Site information
- Type: Hill fort
- Owner: Government of India
- Open to the public: Yes
- Condition: Ruins

Location
- Bhupatgad Fort Shown within Maharashtra Bhupatgad Fort Bhupatgad Fort (India)
- Coordinates: 19°49′8.14″N 73°17′36.87″E﻿ / ﻿19.8189278°N 73.2935750°E
- Height: 1600 fts above msl

Site history
- Materials: Stone

= Bhupatgad Fort =

Ancient Indian fort

 Bhupatgad Fort is a fort in Palghar district in the Jawhar taluka in Maharashtra state of India.

==Location==
The fort is located about 130 km from Thane.
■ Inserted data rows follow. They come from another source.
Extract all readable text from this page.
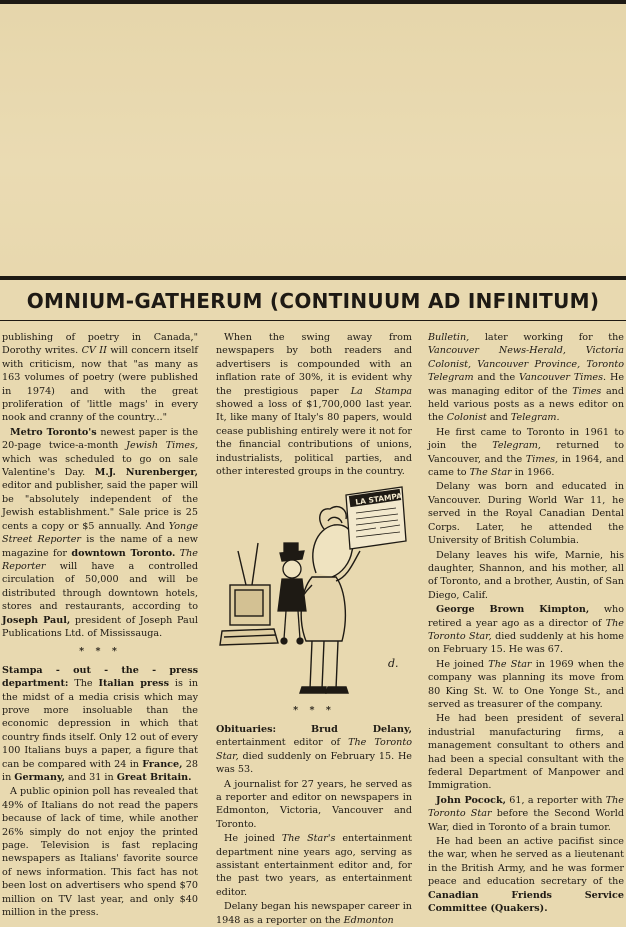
OMNIUM-GATHERUM (CONTINUUM AD INFINITUM)

publishing of poetry in Canada," Dorothy writes. CV II will concern itself with criticism, now that "as many as 163 volumes of poetry (were published in 1974) and with the great proliferation of 'little mags' in every nook and cranny of the country..."

Metro Toronto's newest paper is the 20-page twice-a-month Jewish Times, which was scheduled to go on sale Valentine's Day. M.J. Nurenberger, editor and publisher, said the paper will be "absolutely independent of the Jewish establishment." Sale price is 25 cents a copy or $5 annually. And Yonge Street Reporter is the name of a new magazine for downtown Toronto. The Reporter will have a controlled circulation of 50,000 and will be distributed through downtown hotels, stores and restaurants, according to Joseph Paul, president of Joseph Paul Publications Ltd. of Mississauga.

* * *

Stampa - out - the - press department: The Italian press is in the midst of a media crisis which may prove more insoluable than the economic depression in which that country finds itself. Only 12 out of every 100 Italians buys a paper, a figure that can be compared with 24 in France, 28 in Germany, and 31 in Great Britain.

A public opinion poll has revealed that 49% of Italians do not read the papers because of lack of time, while another 26% simply do not enjoy the printed page. Television is fast replacing newspapers as Italians' favorite source of news information. This fact has not been lost on advertisers who spend $70 million on TV last year, and only $40 million in the press.

When the swing away from newspapers by both readers and advertisers is compounded with an inflation rate of 30%, it is evident why the prestigious paper La Stampa showed a loss of $1,700,000 last year. It, like many of Italy's 80 papers, would cease publishing entirely were it not for the financial contributions of unions, industrialists, political parties, and other interested groups in the country.

LA STAMPA
d.

* * *

Obituaries: Brud Delany, entertainment editor of The Toronto Star, died suddenly on February 15. He was 53.

A journalist for 27 years, he served as a reporter and editor on newspapers in Edmonton, Victoria, Vancouver and Toronto.

He joined The Star's entertainment department nine years ago, serving as assistant entertainment editor and, for the past two years, as entertainment editor.

Delany began his newspaper career in 1948 as a reporter on the Edmonton

Bulletin, later working for the Vancouver News-Herald, Victoria Colonist, Vancouver Province, Toronto Telegram and the Vancouver Times. He was managing editor of the Times and held various posts as a news editor on the Colonist and Telegram.

He first came to Toronto in 1961 to join the Telegram, returned to Vancouver, and the Times, in 1964, and came to The Star in 1966.

Delany was born and educated in Vancouver. During World War 11, he served in the Royal Canadian Dental Corps. Later, he attended the University of British Columbia.

Delany leaves his wife, Marnie, his daughter, Shannon, and his mother, all of Toronto, and a brother, Austin, of San Diego, Calif.

George Brown Kimpton, who retired a year ago as a director of The Toronto Star, died suddenly at his home on February 15. He was 67.

He joined The Star in 1969 when the company was planning its move from 80 King St. W. to One Yonge St., and served as treasurer of the company.

He had been president of several industrial manufacturing firms, a management consultant to others and had been a special consultant with the federal Department of Manpower and Immigration.

John Pocock, 61, a reporter with The Toronto Star before the Second World War, died in Toronto of a brain tumor.

He had been an active pacifist since the war, when he served as a lieutenant in the British Army, and he was former peace and education secretary of the Canadian Friends Service Committee (Quakers).
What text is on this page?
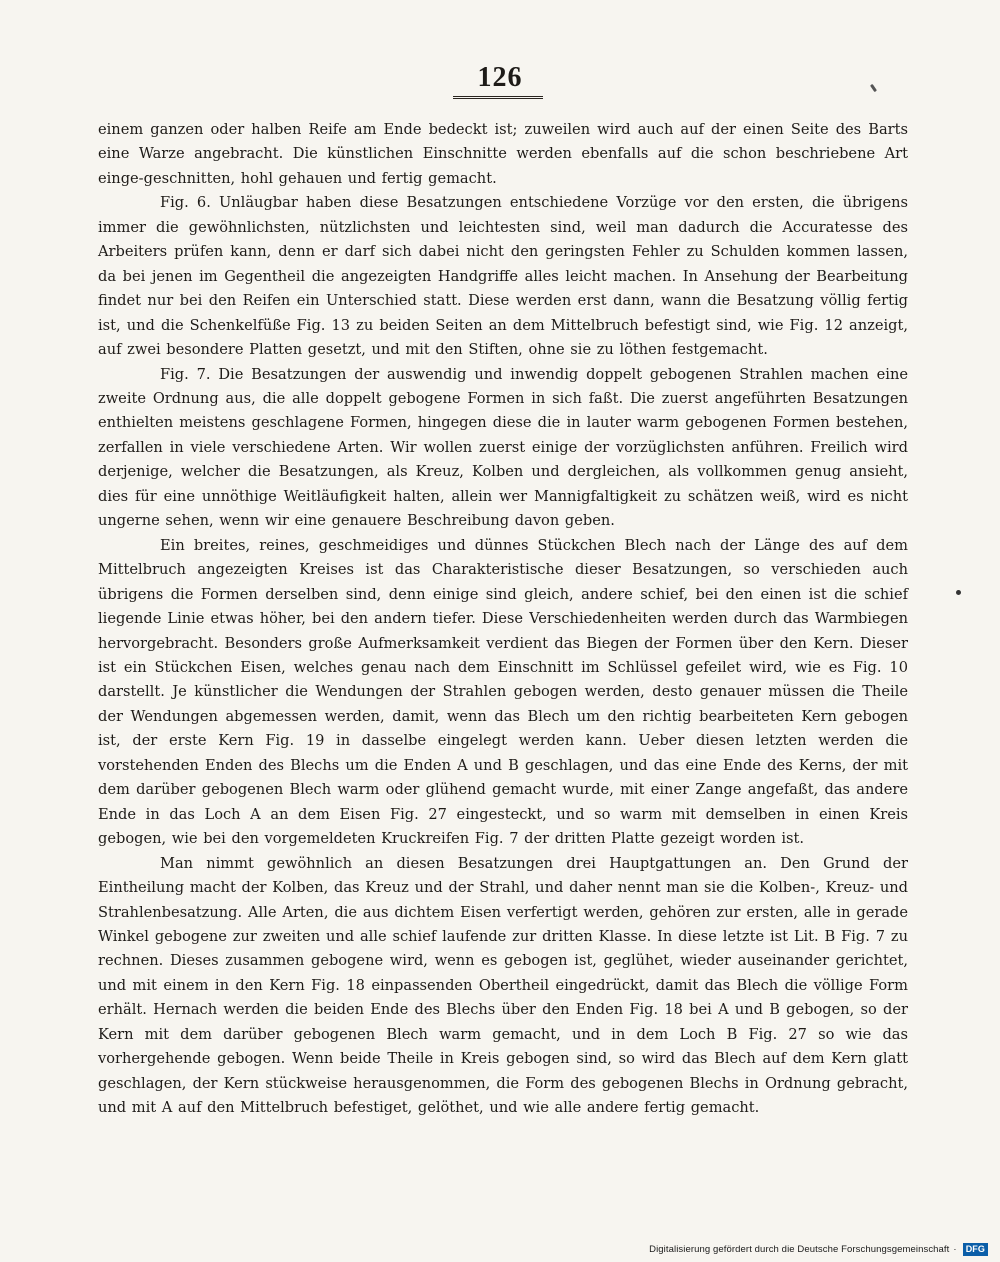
126

einem ganzen oder halben Reife am Ende bedeckt ist; zuweilen wird auch auf der einen Seite des Barts eine Warze angebracht. Die künstlichen Einschnitte werden ebenfalls auf die schon beschriebene Art einge-geschnitten, hohl gehauen und fertig gemacht.

Fig. 6. Unläugbar haben diese Besatzungen entschiedene Vorzüge vor den ersten, die übrigens immer die gewöhnlichsten, nützlichsten und leichtesten sind, weil man dadurch die Accuratesse des Arbeiters prüfen kann, denn er darf sich dabei nicht den geringsten Fehler zu Schulden kommen lassen, da bei jenen im Gegentheil die angezeigten Handgriffe alles leicht machen. In Ansehung der Bearbeitung findet nur bei den Reifen ein Unterschied statt. Diese werden erst dann, wann die Besatzung völlig fertig ist, und die Schenkelfüße Fig. 13 zu beiden Seiten an dem Mittelbruch befestigt sind, wie Fig. 12 anzeigt, auf zwei besondere Platten gesetzt, und mit den Stiften, ohne sie zu löthen festgemacht.

Fig. 7. Die Besatzungen der auswendig und inwendig doppelt gebogenen Strahlen machen eine zweite Ordnung aus, die alle doppelt gebogene Formen in sich faßt. Die zuerst angeführten Besatzungen enthielten meistens geschlagene Formen, hingegen diese die in lauter warm gebogenen Formen bestehen, zerfallen in viele verschiedene Arten. Wir wollen zuerst einige der vorzüglichsten anführen. Freilich wird derjenige, welcher die Besatzungen, als Kreuz, Kolben und dergleichen, als vollkommen genug ansieht, dies für eine unnöthige Weitläufigkeit halten, allein wer Mannigfaltigkeit zu schätzen weiß, wird es nicht ungerne sehen, wenn wir eine genauere Beschreibung davon geben.

Ein breites, reines, geschmeidiges und dünnes Stückchen Blech nach der Länge des auf dem Mittelbruch angezeigten Kreises ist das Charakteristische dieser Besatzungen, so verschieden auch übrigens die Formen derselben sind, denn einige sind gleich, andere schief, bei den einen ist die schief liegende Linie etwas höher, bei den andern tiefer. Diese Verschiedenheiten werden durch das Warmbiegen hervorgebracht. Besonders große Aufmerksamkeit verdient das Biegen der Formen über den Kern. Dieser ist ein Stückchen Eisen, welches genau nach dem Einschnitt im Schlüssel gefeilet wird, wie es Fig. 10 darstellt. Je künstlicher die Wendungen der Strahlen gebogen werden, desto genauer müssen die Theile der Wendungen abgemessen werden, damit, wenn das Blech um den richtig bearbeiteten Kern gebogen ist, der erste Kern Fig. 19 in dasselbe eingelegt werden kann. Ueber diesen letzten werden die vorstehenden Enden des Blechs um die Enden A und B geschlagen, und das eine Ende des Kerns, der mit dem darüber gebogenen Blech warm oder glühend gemacht wurde, mit einer Zange angefaßt, das andere Ende in das Loch A an dem Eisen Fig. 27 eingesteckt, und so warm mit demselben in einen Kreis gebogen, wie bei den vorgemeldeten Kruckreifen Fig. 7 der dritten Platte gezeigt worden ist.

Man nimmt gewöhnlich an diesen Besatzungen drei Hauptgattungen an. Den Grund der Eintheilung macht der Kolben, das Kreuz und der Strahl, und daher nennt man sie die Kolben-, Kreuz- und Strahlenbesatzung. Alle Arten, die aus dichtem Eisen verfertigt werden, gehören zur ersten, alle in gerade Winkel gebogene zur zweiten und alle schief laufende zur dritten Klasse. In diese letzte ist Lit. B Fig. 7 zu rechnen. Dieses zusammen gebogene wird, wenn es gebogen ist, geglühet, wieder auseinander gerichtet, und mit einem in den Kern Fig. 18 einpassenden Obertheil eingedrückt, damit das Blech die völlige Form erhält. Hernach werden die beiden Ende des Blechs über den Enden Fig. 18 bei A und B gebogen, so der Kern mit dem darüber gebogenen Blech warm gemacht, und in dem Loch B Fig. 27 so wie das vorhergehende gebogen. Wenn beide Theile in Kreis gebogen sind, so wird das Blech auf dem Kern glatt geschlagen, der Kern stückweise herausgenommen, die Form des gebogenen Blechs in Ordnung gebracht, und mit A auf den Mittelbruch befestiget, gelöthet, und wie alle andere fertig gemacht.

Digitalisierung gefördert durch die Deutsche Forschungsgemeinschaft ·	DFG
The nearest town is Jawhar. This fort lay about 30 km East of the Jawhar town on northern spur of hills that run east from Jawhar. The Fort is situated near the villages Kurlod and Zaap.
==Places to see==
This fort can be reached after an easy trek of one hour from the base village Kurlod or Zaap. There are no proper fortifications or bastions left on the fort except for two entrance gates in ruined state . There are few rock cut water cisterns and statues of Mhasoba and Hanuman on the fort.

==History==
Very less history of this fort is known. This fort was important to keep watch over the Trimbak-Wada trade route. This fort was in the Jawhar princely state till 1947.